The following day, at 9:00 am, the rest of the electors were verified without complaint. As the meeting was for the greater good of the public, the electors unanimously approved keeping all doors open, so that the public could witness the operations of the said electors. While there is no proof of newly freed blacks voting, there were several men of color among the candidates. The electors then proceeded to elect a president, secretary, and three verifiers. Afterwards, they proceeded to elect the deputies through individual ballots, requiring an absolute majority. The first to be elected was Jean-Baptiste Belley, a former black slave who had bought his freedom decades earlier, followed by Louis-Pierre Dufaÿ, white; Joseph Georges Boisson, black; Pierre-Nicolas Garnot, white; Jean-Baptiste Mills, mixed; and Réchin, black. Following several ballots, Laforest the Elder was elected as a substitute, followed by Marc Chavannes and Richebourg. Only Belley, Dufay, Garnot, Mills, and Richebourg were present to take the oath, with the president of the assembly having to write to each of the others in order to inform them of their appointment and ask whether they accepted said position. In total, including substitutes, three whites, three men of color, and three blacks had been elected.

== Aftermath ==

Réchin was unable to leave Port-de-Paix, as the town was blockaded by the Royal Navy. As Belley and the other deputies who had accepted their appointments made their way to France in late 1793, they were subjected to verbal abuse, threats, robbery, and even physical assaults from deported white refugee and migrant counterrevolutionaries. One of the black representatives, Boisson, was even taken hostage by them in Philadelphia.
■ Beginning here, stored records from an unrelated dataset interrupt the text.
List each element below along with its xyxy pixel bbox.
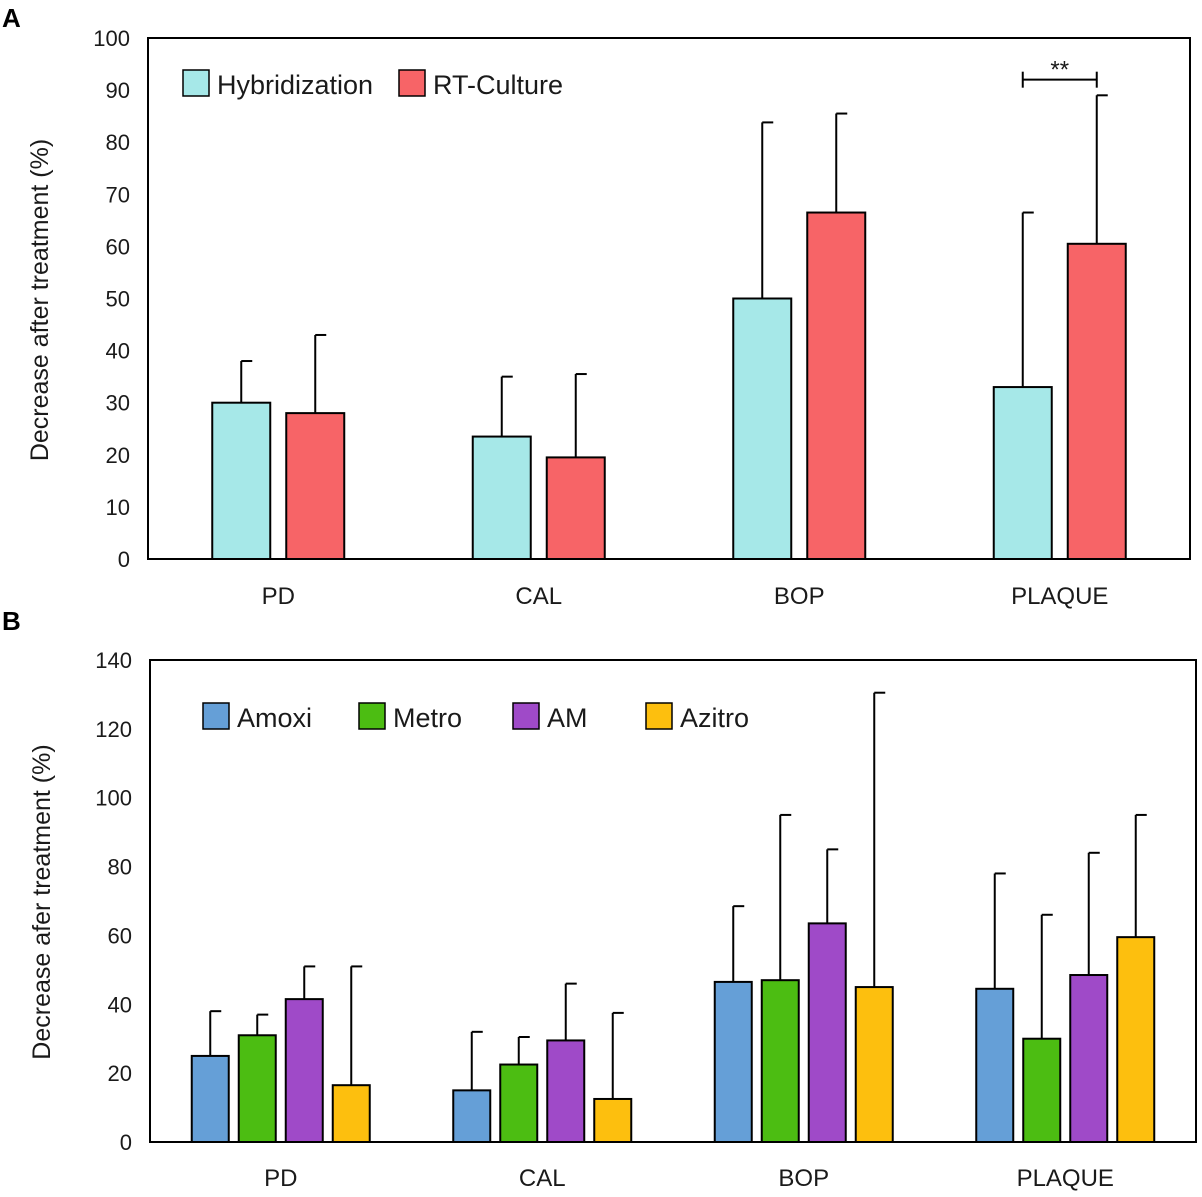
- panel-b-y-axis-title: Decrease afer treatment (%): [28, 744, 56, 1059]
- panel-b-legend-swatch-azitro: [645, 702, 673, 730]
- panel-b-y-tick-label: 120: [95, 717, 132, 742]
- panel-a-y-tick-label: 30: [106, 391, 130, 416]
- panel-b-bar-azitro: [593, 1097, 633, 1143]
- panel-b-y-tick-label: 100: [95, 786, 132, 811]
- panel-a-legend: Hybridization RT-Culture: [182, 69, 563, 100]
- panel-a-y-tick-label: 20: [106, 443, 130, 468]
- panel-b-bar-azitro: [331, 1084, 371, 1144]
- panel-b-bar-am: [1069, 974, 1109, 1143]
- panel-b-y-tick-label: 20: [108, 1061, 132, 1086]
- panel-b-category-label: CAL: [519, 1165, 566, 1192]
- panel-a-legend-swatch-hybridization: [182, 69, 210, 97]
- panel-b-bar-amoxi: [975, 987, 1015, 1143]
- panel-a-y-tick-label: 90: [106, 78, 130, 103]
- panel-b-y-tick-label: 40: [108, 992, 132, 1017]
- panel-b-legend-swatch-am: [512, 702, 540, 730]
- panel-b-y-tick-label: 60: [108, 923, 132, 948]
- panel-b-legend: Amoxi Metro AM Azitro: [202, 702, 749, 733]
- panel-b-bar-metro: [1022, 1037, 1062, 1143]
- panel-b-category-label: PD: [264, 1165, 297, 1192]
- panel-a-y-tick-label: 50: [106, 287, 130, 312]
- panel-a-y-tick-label: 100: [93, 26, 130, 51]
- panel-a-category-label: BOP: [774, 583, 825, 610]
- panel-b-bar-am: [807, 922, 847, 1144]
- panel-b-y-tick-label: 140: [95, 648, 132, 673]
- panel-a-y-tick-label: 70: [106, 182, 130, 207]
- panel-a-legend-label-rt-culture: RT-Culture: [433, 70, 563, 100]
- panel-b-legend-swatch-amoxi: [202, 702, 230, 730]
- panel-a-bar-hybridization: [732, 297, 793, 560]
- panel-b-legend-label-am: AM: [547, 703, 588, 733]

By the time the delegation arrived in France, only three remained, Belley, Dufaÿ, and Mills, one from each race. In Paris, they encountered opposition from Pierre-François Page and Augustin-Jean Brulley, a delegation from the recently dissolved white colonial assembly in Le Cap. This delegation had come to lobby for the interests of white plantation owners and to discredit the commissioners. They managed to persuade the Committee of General Security to arrest the deputies, before being forced to release them by the Committee of Public Safety.

On 3 February 1794, they entered the National Convention during its daily proceedings and were quickly admitted as representatives for the northern province of the colony. Their arrival had been anticipated, with many deputies long hoping to have men of color among their ranks. The three were welcomed with repeated applause and a "fraternal embrace" from the president as they made their way to sit with the Montagnards.

The following day, Dufaÿ delivered a lengthy speech recounting recent events in the colony. Afterwards, the Convention passed a decree emancipating slaves across all French territories. The three deputies were then embraced by their colleagues amid applause and cries of "Vive la République! Vive la Convention! Vive la Montagne!" By summer 1794, the other two duputies, Garnot and Boisson, had made it to France.